To receive industry-leading AI updates and exclusive content, sign up for our daily and weekly newsletters. Learn more
Running AI involves many costs, but one of the most fundamental costs is providing the GPU power needed for inference.
Until now, organizations that needed to deliver AI inference had to run long-running cloud instances or provision hardware on-premise. Today, Google Cloud is previewing a new approach that could revolutionise the landscape for deploying AI applications: Google Cloud Run serverless service now integrates Nvidia L4 GPUs, enabling organisations to run serverless inference.
The advantage of serverless is that the service runs only when needed and users only pay for what they use, in contrast to typical cloud instances that run for a fixed time as a permanent service and are always available. In this case, with a serverless service, GPUs for inference are only started and used when needed.
Serverless inference can be deployed as Nvidia NIM as well as other frameworks such as VLLM, Pytorch, Ollama, etc. The addition of Nvidia L4 GPUs is currently in preview.

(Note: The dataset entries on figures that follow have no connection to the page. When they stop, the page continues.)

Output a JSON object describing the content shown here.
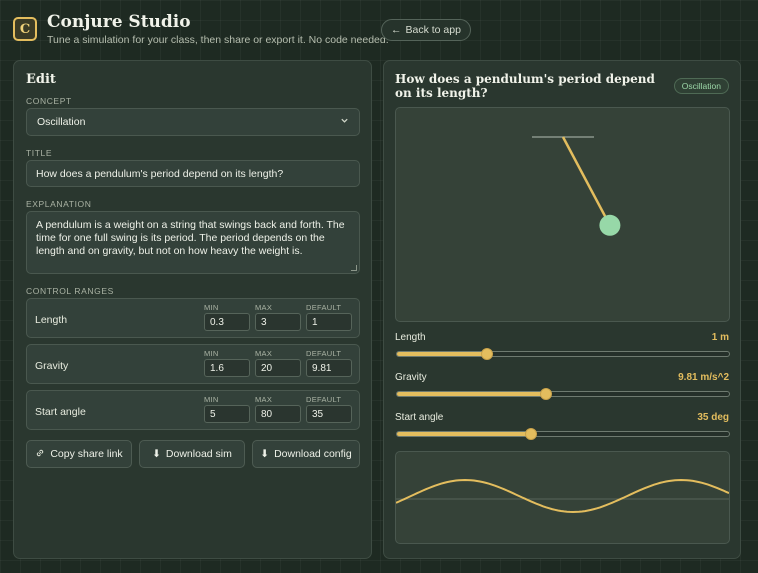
{
  "app": {
    "logo_letter": "C",
    "title": "Conjure Studio",
    "subtitle": "Tune a simulation for your class, then share or export it. No code needed.",
    "back_label": "Back to app"
  },
  "editor": {
    "heading": "Edit",
    "concept_label": "CONCEPT",
    "concept_value": "Oscillation",
    "title_label": "TITLE",
    "title_value": "How does a pendulum's period depend on its length?",
    "explanation_label": "EXPLANATION",
    "explanation_value": "A pendulum is a weight on a string that swings back and forth. The time for one full swing is its period. The period depends on the length and on gravity, but not on how heavy the weight is.",
    "ranges_label": "CONTROL RANGES",
    "col_min": "MIN",
    "col_max": "MAX",
    "col_default": "DEFAULT",
    "ranges": [
      {
        "name": "Length",
        "min": "0.3",
        "max": "3",
        "default": "1"
      },
      {
        "name": "Gravity",
        "min": "1.6",
        "max": "20",
        "default": "9.81"
      },
      {
        "name": "Start angle",
        "min": "5",
        "max": "80",
        "default": "35"
      }
    ],
    "actions": {
      "copy_link": "Copy share link",
      "download_sim": "Download sim",
      "download_config": "Download config"
    }
  },
  "preview": {
    "title": "How does a pendulum's period depend on its length?",
    "badge": "Oscillation",
    "pendulum_angle_deg": 28,
    "controls": [
      {
        "label": "Length",
        "value_text": "1 m",
        "fraction": 0.27
      },
      {
        "label": "Gravity",
        "value_text": "9.81 m/s^2",
        "fraction": 0.45
      },
      {
        "label": "Start angle",
        "value_text": "35 deg",
        "fraction": 0.405
      }
    ]
  },
  "colors": {
    "accent": "#e3bd5e",
    "bob": "#97d8a8",
    "badge_text": "#9cd7a8"
  }
}
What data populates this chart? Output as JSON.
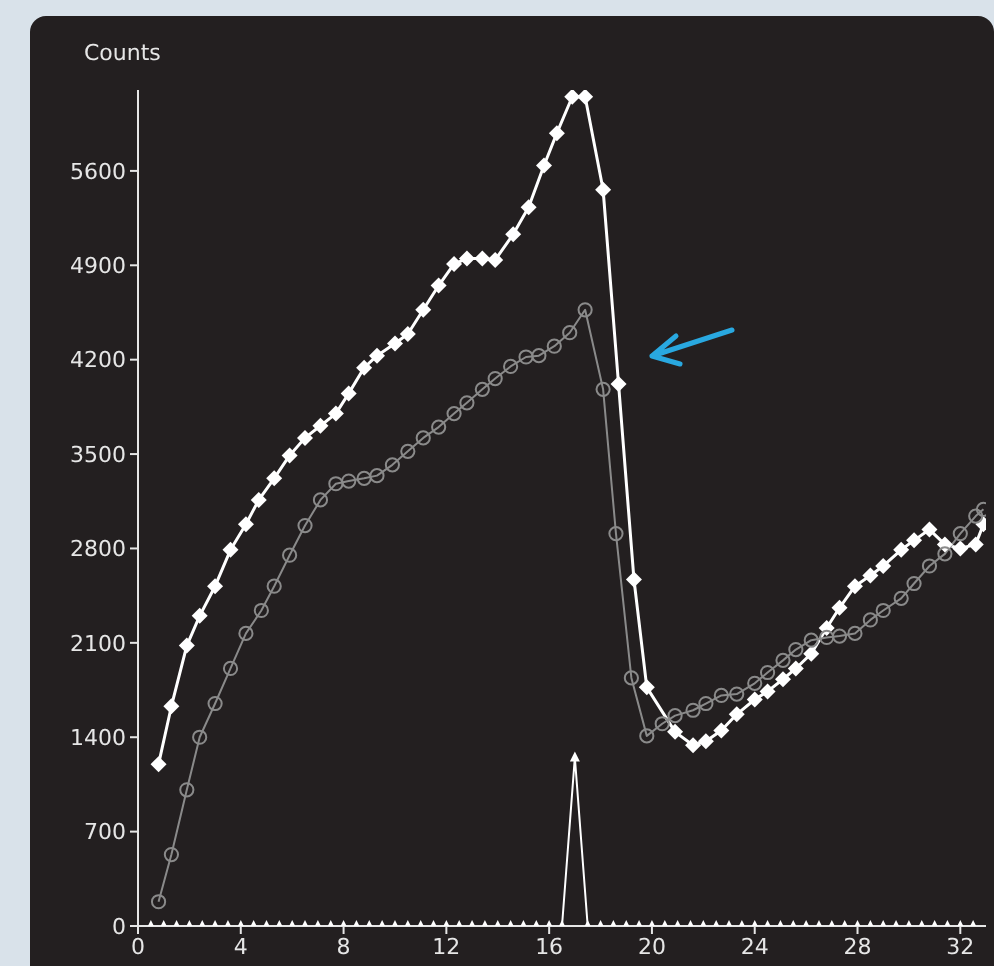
{
  "chart_data": {
    "type": "line",
    "ylabel": "Counts",
    "xlim": [
      0,
      33
    ],
    "xticks": [
      0,
      4,
      8,
      12,
      16,
      20,
      24,
      28,
      32
    ],
    "ylim": [
      0,
      6200
    ],
    "yticks": [
      0,
      700,
      1400,
      2100,
      2800,
      3500,
      4200,
      4900,
      5600
    ],
    "series": [
      {
        "color": "#ffffff",
        "marker": "diamond",
        "x": [
          0.8,
          1.3,
          1.9,
          2.4,
          3.0,
          3.6,
          4.2,
          4.7,
          5.3,
          5.9,
          6.5,
          7.1,
          7.7,
          8.2,
          8.8,
          9.3,
          10.0,
          10.5,
          11.1,
          11.7,
          12.3,
          12.8,
          13.4,
          13.9,
          14.6,
          15.2,
          15.8,
          16.3,
          16.9,
          17.4,
          18.1,
          18.7,
          19.3,
          19.8,
          20.9,
          21.6,
          22.1,
          22.7,
          23.3,
          24.0,
          24.5,
          25.1,
          25.6,
          26.2,
          26.8,
          27.3,
          27.9,
          28.5,
          29.0,
          29.7,
          30.2,
          30.8,
          31.4,
          32.0,
          32.6,
          32.9
        ],
        "values": [
          1200,
          1630,
          2080,
          2300,
          2520,
          2790,
          2980,
          3160,
          3320,
          3490,
          3620,
          3710,
          3800,
          3950,
          4140,
          4230,
          4320,
          4390,
          4570,
          4750,
          4910,
          4950,
          4950,
          4940,
          5130,
          5330,
          5640,
          5880,
          6150,
          6150,
          5460,
          4020,
          2570,
          1770,
          1440,
          1340,
          1370,
          1450,
          1570,
          1680,
          1740,
          1830,
          1910,
          2020,
          2210,
          2360,
          2520,
          2600,
          2670,
          2790,
          2860,
          2940,
          2830,
          2800,
          2830,
          2980
        ]
      },
      {
        "color": "#8a8a8a",
        "marker": "circle",
        "x": [
          0.8,
          1.3,
          1.9,
          2.4,
          3.0,
          3.6,
          4.2,
          4.8,
          5.3,
          5.9,
          6.5,
          7.1,
          7.7,
          8.2,
          8.8,
          9.3,
          9.9,
          10.5,
          11.1,
          11.7,
          12.3,
          12.8,
          13.4,
          13.9,
          14.5,
          15.1,
          15.6,
          16.2,
          16.8,
          17.4,
          18.1,
          18.6,
          19.2,
          19.8,
          20.4,
          20.9,
          21.6,
          22.1,
          22.7,
          23.3,
          24.0,
          24.5,
          25.1,
          25.6,
          26.2,
          26.8,
          27.3,
          27.9,
          28.5,
          29.0,
          29.7,
          30.2,
          30.8,
          31.4,
          32.0,
          32.6,
          32.9
        ],
        "values": [
          180,
          530,
          1010,
          1400,
          1650,
          1910,
          2170,
          2340,
          2520,
          2750,
          2970,
          3160,
          3280,
          3300,
          3320,
          3340,
          3420,
          3520,
          3620,
          3700,
          3800,
          3880,
          3980,
          4060,
          4150,
          4220,
          4230,
          4300,
          4400,
          4570,
          3980,
          2910,
          1840,
          1410,
          1500,
          1560,
          1600,
          1650,
          1710,
          1720,
          1800,
          1880,
          1970,
          2050,
          2120,
          2140,
          2150,
          2170,
          2270,
          2340,
          2430,
          2540,
          2670,
          2760,
          2910,
          3040,
          3090
        ]
      },
      {
        "color": "#ffffff",
        "marker": "triangle",
        "x": [
          0.5,
          1,
          1.5,
          2,
          2.5,
          3,
          3.5,
          4,
          4.5,
          5,
          5.5,
          6,
          6.5,
          7,
          7.5,
          8,
          8.5,
          9,
          9.5,
          10,
          10.5,
          11,
          11.5,
          12,
          12.5,
          13,
          13.5,
          14,
          14.5,
          15,
          15.5,
          16,
          16.5,
          17,
          17.5,
          18,
          18.5,
          19,
          19.5,
          20,
          20.5,
          21,
          21.5,
          22,
          22.5,
          23,
          23.5,
          24,
          24.5,
          25,
          25.5,
          26,
          26.5,
          27,
          27.5,
          28,
          28.5,
          29,
          29.5,
          30,
          30.5,
          31,
          31.5,
          32,
          32.5
        ],
        "values": [
          0,
          0,
          0,
          0,
          0,
          0,
          0,
          0,
          0,
          0,
          0,
          0,
          0,
          0,
          0,
          0,
          0,
          0,
          0,
          0,
          0,
          0,
          0,
          0,
          0,
          0,
          0,
          0,
          0,
          0,
          0,
          0,
          0,
          1250,
          0,
          0,
          0,
          0,
          0,
          0,
          0,
          0,
          0,
          0,
          0,
          0,
          0,
          0,
          0,
          0,
          0,
          0,
          0,
          0,
          0,
          0,
          0,
          0,
          0,
          0,
          0,
          0,
          0,
          0,
          0
        ]
      }
    ]
  }
}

“As more customers adopt AI, they want to run AI workloads, such as inference, on a platform they’re familiar with,” Sagar Randive, product manager for Google Cloud Serverless, told VentureBeat. “Cloud Run users appreciate the efficiency and flexibility of the platform and have been asking Google to add GPU support.”

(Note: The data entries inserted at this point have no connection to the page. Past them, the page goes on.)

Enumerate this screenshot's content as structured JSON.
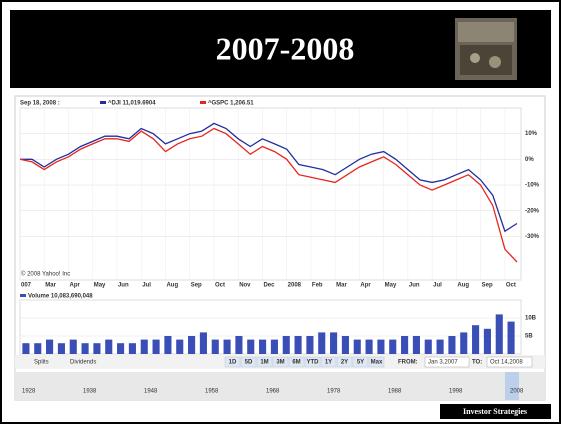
{
  "slide": {
    "title": "2007-2008",
    "footer": "Investor Strategies"
  },
  "chart_data": [
    {
      "type": "line",
      "legend_date": "Sep 18, 2008 :",
      "copyright": "© 2008 Yahoo! Inc",
      "categories": [
        "007",
        null,
        "Mar",
        null,
        "Apr",
        null,
        "May",
        null,
        "Jun",
        null,
        "Jul",
        null,
        "Aug",
        null,
        "Sep",
        null,
        "Oct",
        null,
        "Nov",
        null,
        "Dec",
        null,
        "2008",
        null,
        "Feb",
        null,
        "Mar",
        null,
        "Apr",
        null,
        "May",
        null,
        "Jun",
        null,
        "Jul",
        null,
        "Aug",
        null,
        "Sep",
        null,
        "Oct",
        null
      ],
      "series": [
        {
          "name": "^DJI 11,019.6904",
          "color": "#1f2f9e",
          "values": [
            0,
            0,
            -3,
            0,
            2,
            5,
            7,
            9,
            9,
            8,
            12,
            10,
            6,
            8,
            10,
            11,
            14,
            12,
            8,
            5,
            8,
            6,
            4,
            -2,
            -3,
            -4,
            -6,
            -3,
            0,
            2,
            3,
            0,
            -4,
            -8,
            -9,
            -8,
            -6,
            -4,
            -8,
            -14,
            -28,
            -25
          ]
        },
        {
          "name": "^GSPC 1,206.51",
          "color": "#e8261c",
          "values": [
            0,
            -1,
            -4,
            -1,
            1,
            4,
            6,
            8,
            8,
            7,
            11,
            8,
            3,
            6,
            8,
            9,
            12,
            10,
            6,
            2,
            5,
            3,
            0,
            -6,
            -7,
            -8,
            -9,
            -6,
            -3,
            -1,
            1,
            -2,
            -6,
            -10,
            -12,
            -10,
            -8,
            -6,
            -10,
            -18,
            -35,
            -40
          ]
        }
      ],
      "ylim": [
        -47,
        20
      ],
      "yticks": [
        {
          "value": 10,
          "label": "10%"
        },
        {
          "value": 0,
          "label": "0%"
        },
        {
          "value": -10,
          "label": "-10%"
        },
        {
          "value": -20,
          "label": "-20%"
        },
        {
          "value": -30,
          "label": "-30%"
        }
      ],
      "grid": true
    },
    {
      "type": "bar",
      "series": [
        {
          "name": "Volume 10,083,690,048",
          "color": "#3a4fb5",
          "values": [
            3,
            3,
            4,
            3,
            4,
            3,
            3,
            4,
            3,
            3,
            4,
            4,
            5,
            4,
            5,
            6,
            4,
            4,
            5,
            4,
            4,
            4,
            5,
            5,
            5,
            6,
            6,
            5,
            4,
            4,
            4,
            4,
            5,
            5,
            4,
            4,
            5,
            6,
            8,
            7,
            11,
            9
          ]
        }
      ],
      "ylim": [
        0,
        15
      ],
      "yticks": [
        {
          "value": 10,
          "label": "10B"
        },
        {
          "value": 5,
          "label": "5B"
        }
      ]
    }
  ],
  "controls": {
    "splits": "Splits",
    "dividends": "Dividends",
    "ranges": [
      "1D",
      "5D",
      "1M",
      "3M",
      "6M",
      "YTD",
      "1Y",
      "2Y",
      "5Y",
      "Max"
    ],
    "from_label": "FROM:",
    "from": "Jan 3,2007",
    "to_label": "TO:",
    "to": "Oct 14,2008"
  },
  "navigator": {
    "years": [
      "1928",
      "1938",
      "1948",
      "1958",
      "1968",
      "1978",
      "1988",
      "1998",
      "2008"
    ]
  }
}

Bringing AI to a Serverless World
Google’s fully managed serverless platform, Cloud Run, has become a favorite among developers because it simplifies the deployment and management of containers, but the growing demand for AI workloads, especially those requiring real-time processing, has highlighted the need for more robust compute resources.
Integrated GPU support enables a broader range of use cases for Cloud Run developers, including:
Create highly responsive custom chatbots and on-the-fly document summarization tools with real-time inference using lightweight open models like Gemma 2B/7B and Llama3 (8B). Deliver custom, fine-tuned generative AI models, such as brand-specific image generation applications that scale on demand. Accelerate compute-intensive services like image recognition, video transcoding, and 3D rendering, and scale to zero when not in use.
Serverless performance scales to meet your AI inference needs
A common concern with serverless is around performance: after all, if a service isn’t running all the time, performance often suffers just from running the service from a so-called cold start.
Google Cloud aims to allay these performance concerns with impressive metrics for its new GPU-enabled Cloud Run instances: According to Google, cold start times range from 11 to 35 seconds across a range of models, including Gemma 2b, Gemma2 9b, Llama2 7b/13b, and Llama 3.1 8b, demonstrating the responsiveness of the platform.
Each Cloud Run instance can be equipped with one Nvidia L4 GPU with up to 24GB of vRAM, providing a sufficient level of resources for many common AI inference tasks. Google Cloud also aims to be model agnostic in terms of what can be run, but to some extent it is risk averse.
“There are no limitations to LLM, so users can run any model they like,” says Randive, “but for best performance we recommend running the model with the 13B parameters.”
Is it cheaper to run serverless AI inference?
A major benefit of serverless is better utilization of hardware, which should also reduce costs.
Whether it is actually cheaper for an organization to provision AI inference as a serverless approach or as a long-running server approach is a somewhat nuanced question.
“This will vary depending on your application and expected traffic patterns,” Randive said. “We plan to update our pricing calculator to reflect Cloud Run’s new GPU pricing, at which point customers will be able to compare their total operational costs across different platforms.”